Il 23 dicembre 2021 è stato approvato dal Consiglio dei Ministri il D. Lgs. che attua l’Assegno unico e universale per ogni figlio a carico (Auuf), così come previsto dalla legge delega n. 46 del 21 aprile 2021.

Questa nuova misura entrerà in vigore a partire dal 1° gennaio 2022, e fornirà un aiuto economico mensile ai nuclei familiari con figli a carico dal settimo mese di gravidanza ai 21 anni di età.

Come presentare la richiesta

Le famiglie potranno beneficiare di questo nuovo assegno solo a seguito di presentazione di apposita domanda. Tale domanda, che potrà essere presentata a partire dal 1° gennaio 2022 presso l’INPS o presso gli istituti di patronato, dovrà essere corredata da certificazione ISEE.

Nel caso in cui non venga allegata la certificazione ISEE, l’INPS provvederà a erogare comunque l’assegno ma con un valore pari all’importo minimo previsto dalla legge.

I nuclei familiari che già usufruiscono del reddito di cittadinanza, non saranno tenuti a presentare domanda in quanto l’INPS corrisponderà l’assegno d’ufficio.

Gli assegni inizieranno a essere erogati a partire dal 1° marzo 2022 per un totale di 12 mensilità; infatti, la richiesta per usufruire dell’Auuf deve essere rinnovata di anno in anno.

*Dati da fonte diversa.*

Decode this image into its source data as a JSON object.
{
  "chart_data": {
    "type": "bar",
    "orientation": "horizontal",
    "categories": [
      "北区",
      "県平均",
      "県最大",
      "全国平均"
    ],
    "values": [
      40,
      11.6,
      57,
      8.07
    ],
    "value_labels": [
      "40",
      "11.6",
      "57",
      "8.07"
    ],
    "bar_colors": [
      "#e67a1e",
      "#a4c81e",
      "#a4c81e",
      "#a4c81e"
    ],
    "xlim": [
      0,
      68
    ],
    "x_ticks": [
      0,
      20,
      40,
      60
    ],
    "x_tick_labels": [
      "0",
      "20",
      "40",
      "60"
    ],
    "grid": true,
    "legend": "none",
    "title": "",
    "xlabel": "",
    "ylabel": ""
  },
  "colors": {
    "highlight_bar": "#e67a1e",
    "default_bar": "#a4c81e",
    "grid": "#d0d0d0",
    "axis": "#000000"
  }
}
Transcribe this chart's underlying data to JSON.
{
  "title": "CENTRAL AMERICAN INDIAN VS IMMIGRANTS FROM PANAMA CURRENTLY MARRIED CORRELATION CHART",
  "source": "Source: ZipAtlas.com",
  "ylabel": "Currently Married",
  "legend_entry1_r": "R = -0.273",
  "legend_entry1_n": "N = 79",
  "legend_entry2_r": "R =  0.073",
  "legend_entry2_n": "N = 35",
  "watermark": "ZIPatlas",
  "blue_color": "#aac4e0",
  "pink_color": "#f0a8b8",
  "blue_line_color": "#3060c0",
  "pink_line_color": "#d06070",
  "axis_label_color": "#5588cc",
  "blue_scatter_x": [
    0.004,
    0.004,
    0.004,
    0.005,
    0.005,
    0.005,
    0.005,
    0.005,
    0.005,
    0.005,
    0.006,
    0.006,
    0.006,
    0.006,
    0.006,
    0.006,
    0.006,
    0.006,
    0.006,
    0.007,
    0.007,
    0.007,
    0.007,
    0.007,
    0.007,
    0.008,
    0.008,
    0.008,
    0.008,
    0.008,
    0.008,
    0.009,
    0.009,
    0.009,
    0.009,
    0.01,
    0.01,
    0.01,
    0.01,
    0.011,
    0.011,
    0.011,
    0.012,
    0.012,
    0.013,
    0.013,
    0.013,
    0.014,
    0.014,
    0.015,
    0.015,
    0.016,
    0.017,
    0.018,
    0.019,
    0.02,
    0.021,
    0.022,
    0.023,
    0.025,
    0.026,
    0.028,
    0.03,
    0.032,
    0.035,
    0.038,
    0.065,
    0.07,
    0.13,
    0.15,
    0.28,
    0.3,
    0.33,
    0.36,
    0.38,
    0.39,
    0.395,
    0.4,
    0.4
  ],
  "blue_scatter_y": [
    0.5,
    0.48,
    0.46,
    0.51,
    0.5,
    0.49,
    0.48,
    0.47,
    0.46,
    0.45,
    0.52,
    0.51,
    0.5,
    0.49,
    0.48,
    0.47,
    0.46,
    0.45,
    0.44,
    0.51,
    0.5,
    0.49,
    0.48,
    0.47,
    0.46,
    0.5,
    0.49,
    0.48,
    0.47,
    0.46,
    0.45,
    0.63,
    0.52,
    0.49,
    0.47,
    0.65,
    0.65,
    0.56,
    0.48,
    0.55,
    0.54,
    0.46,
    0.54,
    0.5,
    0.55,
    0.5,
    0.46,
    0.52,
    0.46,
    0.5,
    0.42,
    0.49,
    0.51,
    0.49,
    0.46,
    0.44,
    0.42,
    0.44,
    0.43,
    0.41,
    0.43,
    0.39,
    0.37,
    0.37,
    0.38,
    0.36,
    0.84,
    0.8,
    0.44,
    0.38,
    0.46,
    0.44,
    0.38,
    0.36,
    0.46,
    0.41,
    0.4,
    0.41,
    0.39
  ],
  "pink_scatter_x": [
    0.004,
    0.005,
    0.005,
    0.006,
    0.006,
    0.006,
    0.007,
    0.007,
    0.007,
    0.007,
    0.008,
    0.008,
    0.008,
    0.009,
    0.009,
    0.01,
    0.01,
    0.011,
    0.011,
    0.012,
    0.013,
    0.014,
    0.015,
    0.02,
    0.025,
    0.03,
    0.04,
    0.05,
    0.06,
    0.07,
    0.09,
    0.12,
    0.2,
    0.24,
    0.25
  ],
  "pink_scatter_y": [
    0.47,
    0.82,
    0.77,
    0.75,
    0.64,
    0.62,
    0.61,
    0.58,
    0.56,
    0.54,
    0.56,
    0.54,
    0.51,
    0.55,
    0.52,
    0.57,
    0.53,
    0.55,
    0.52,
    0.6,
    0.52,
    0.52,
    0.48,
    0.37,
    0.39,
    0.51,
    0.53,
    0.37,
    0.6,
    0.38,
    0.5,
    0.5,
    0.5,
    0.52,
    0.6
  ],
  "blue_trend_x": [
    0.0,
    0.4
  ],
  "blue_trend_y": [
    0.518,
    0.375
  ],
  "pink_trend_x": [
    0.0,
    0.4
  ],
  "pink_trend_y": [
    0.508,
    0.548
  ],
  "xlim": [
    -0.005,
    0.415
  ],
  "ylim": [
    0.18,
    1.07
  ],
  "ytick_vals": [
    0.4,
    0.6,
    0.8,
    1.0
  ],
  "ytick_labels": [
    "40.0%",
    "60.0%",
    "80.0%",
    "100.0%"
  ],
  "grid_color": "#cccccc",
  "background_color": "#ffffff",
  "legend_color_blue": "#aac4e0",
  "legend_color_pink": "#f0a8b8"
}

Auuf e figli con disabilità

Il D. Lgs. attuativo prevede delle misure specifiche a favore delle famiglie con figli affetti da disabilità. In particolare, sono previste maggiorazioni sugli importi in base all’età e alla tipologia di disabilità; inoltre, l’assegno viene garantito indipendentemente dall’età del figlio affetto da disabilità.

Come calcolare l’importo?

L’assegno percepito è determinato da una serie di parametri, primo fra tutti l’ISEE del nucleo familiare. È previsto un assegno di €175 al mese per ogni figlio minorenne a carico (€85 per ogni figlio fino ai 21 anni di età) per i nuclei familiari con ISEE fino a 15mila euro. L’importo dell’assegno si riduce in proporzione all’ISEE, secondo quanto stabilito all’interno della tabella ministeriale.

All’importo base, possono poi aggiungersi le maggiorazioni (es. madre al di sotto dei 21 anni, famiglie numerose, ecc.) tra cui quelle mirate alle famiglie con figli disabili a carico. Nello specifico, sono previsti:

  • €105 per ciascun figlio minorenne non autosufficiente;
  • €95 per ciascun figlio minorenne con disabilità grave;
  • €85 per ciascun figlio minorenne con disabilità media;
  • €80 per ciascun figlio tra i 18 e i 21 anni di età;
  • €85 per ciascun figlio di età pari o superiore ai 21 anni; in questo caso, l’importo però diminuisce con l’aumentare del reddito.